On first glance, the connection between astronomy and the United Nations Sustainable Development Goals (SDGs) may not be obvious. However, any human endeavor can be connected to a corresponding SDG, and astro-tourism, which relies on science to improve the economic conditions of remote areas, is particularly so.
40 schools across Ladakh have defunct Astronomy Labs which we are reviving to promote STEM education. Fraction of Ladakhis opting for science in higher education is quite small. We are undertaking a massive project to identify, document, publish traditional astronomy knowledge of Ladakhi, will be in school textbooks.
16 of the 24 astro-tourism guides trained among villagers are women. We have helped Govt of Ladakh install 7 small observatories across the state of Ladakh to promote astro-tourism elsewhere too. These will be linked with local schools and run by local communities.
Local villagers trained as astro-tourism guides earn from showing tourists through the telescopes (funded by govt). Number of home-stays run by villagers increased from 6 to 40+ since 2021, with supplementary service industry for tourists
Region lacks power after evening, no internet, underdeveloped services due to remote and inhospitable terrain. Govt of Ladakh is planning to improve local infrastructure inside HDSR to aid astro-tourism.
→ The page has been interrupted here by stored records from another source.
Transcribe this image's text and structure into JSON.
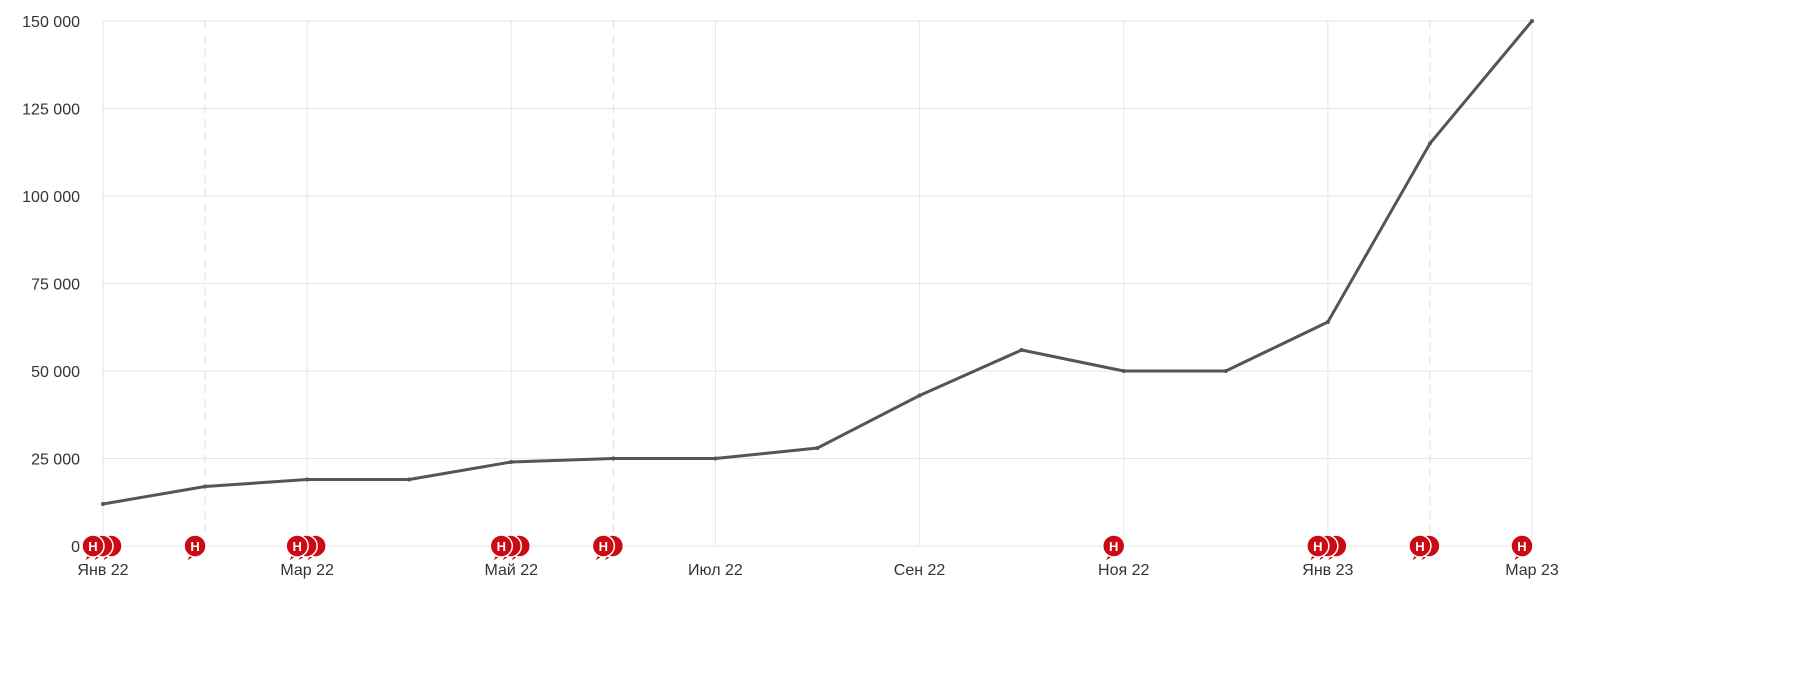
{
  "chart_data": {
    "type": "line",
    "title": "",
    "xlabel": "",
    "ylabel": "",
    "ylim": [
      0,
      150000
    ],
    "y_ticks": [
      0,
      25000,
      50000,
      75000,
      100000,
      125000,
      150000
    ],
    "y_tick_labels": [
      "0",
      "25 000",
      "50 000",
      "75 000",
      "100 000",
      "125 000",
      "150 000"
    ],
    "x": [
      "2022-01",
      "2022-02",
      "2022-03",
      "2022-04",
      "2022-05",
      "2022-06",
      "2022-07",
      "2022-08",
      "2022-09",
      "2022-10",
      "2022-11",
      "2022-12",
      "2023-01",
      "2023-02",
      "2023-03"
    ],
    "x_tick_labels": [
      {
        "x": "2022-01",
        "label": "Янв 22"
      },
      {
        "x": "2022-03",
        "label": "Мар 22"
      },
      {
        "x": "2022-05",
        "label": "Май 22"
      },
      {
        "x": "2022-07",
        "label": "Июл 22"
      },
      {
        "x": "2022-09",
        "label": "Сен 22"
      },
      {
        "x": "2022-11",
        "label": "Ноя 22"
      },
      {
        "x": "2023-01",
        "label": "Янв 23"
      },
      {
        "x": "2023-03",
        "label": "Мар 23"
      }
    ],
    "series": [
      {
        "values": [
          12000,
          17000,
          19000,
          19000,
          24000,
          25000,
          25000,
          28000,
          43000,
          56000,
          50000,
          50000,
          64000,
          115000,
          150000
        ],
        "color": "#555555"
      }
    ],
    "dashed_vertical_lines_at": [
      "2022-02",
      "2022-06",
      "2023-02"
    ],
    "event_markers": [
      {
        "x": "2022-01",
        "count": 3,
        "letter": "Н"
      },
      {
        "x": "2022-02",
        "count": 1,
        "letter": "Н"
      },
      {
        "x": "2022-03",
        "count": 3,
        "letter": "Н"
      },
      {
        "x": "2022-05",
        "count": 3,
        "letter": "Н"
      },
      {
        "x": "2022-06",
        "count": 2,
        "letter": "Н"
      },
      {
        "x": "2022-11",
        "count": 1,
        "letter": "Н"
      },
      {
        "x": "2023-01",
        "count": 3,
        "letter": "Н"
      },
      {
        "x": "2023-02",
        "count": 2,
        "letter": "Н"
      },
      {
        "x": "2023-03",
        "count": 1,
        "letter": "Н"
      }
    ],
    "marker_color": "#cc0a14",
    "grid": true,
    "legend": "none"
  }
}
The youth (varied in education) have been trained as astro-tourism guides and are self-employed. Increased monetary inflow to all villages. Shift away from labour intensive work, transformation to science-driven economic activity among erstwhile nomadic community
Astro-tourism is sustainable, if dark skies are preserved. Astro-tourism in conjunction with nature tourism, develops into science-tourism. Low-carbon footprint region, observatory is solar powered. HDSR is inside the ecologically sensitive Changthang Wildlife Sanctuary.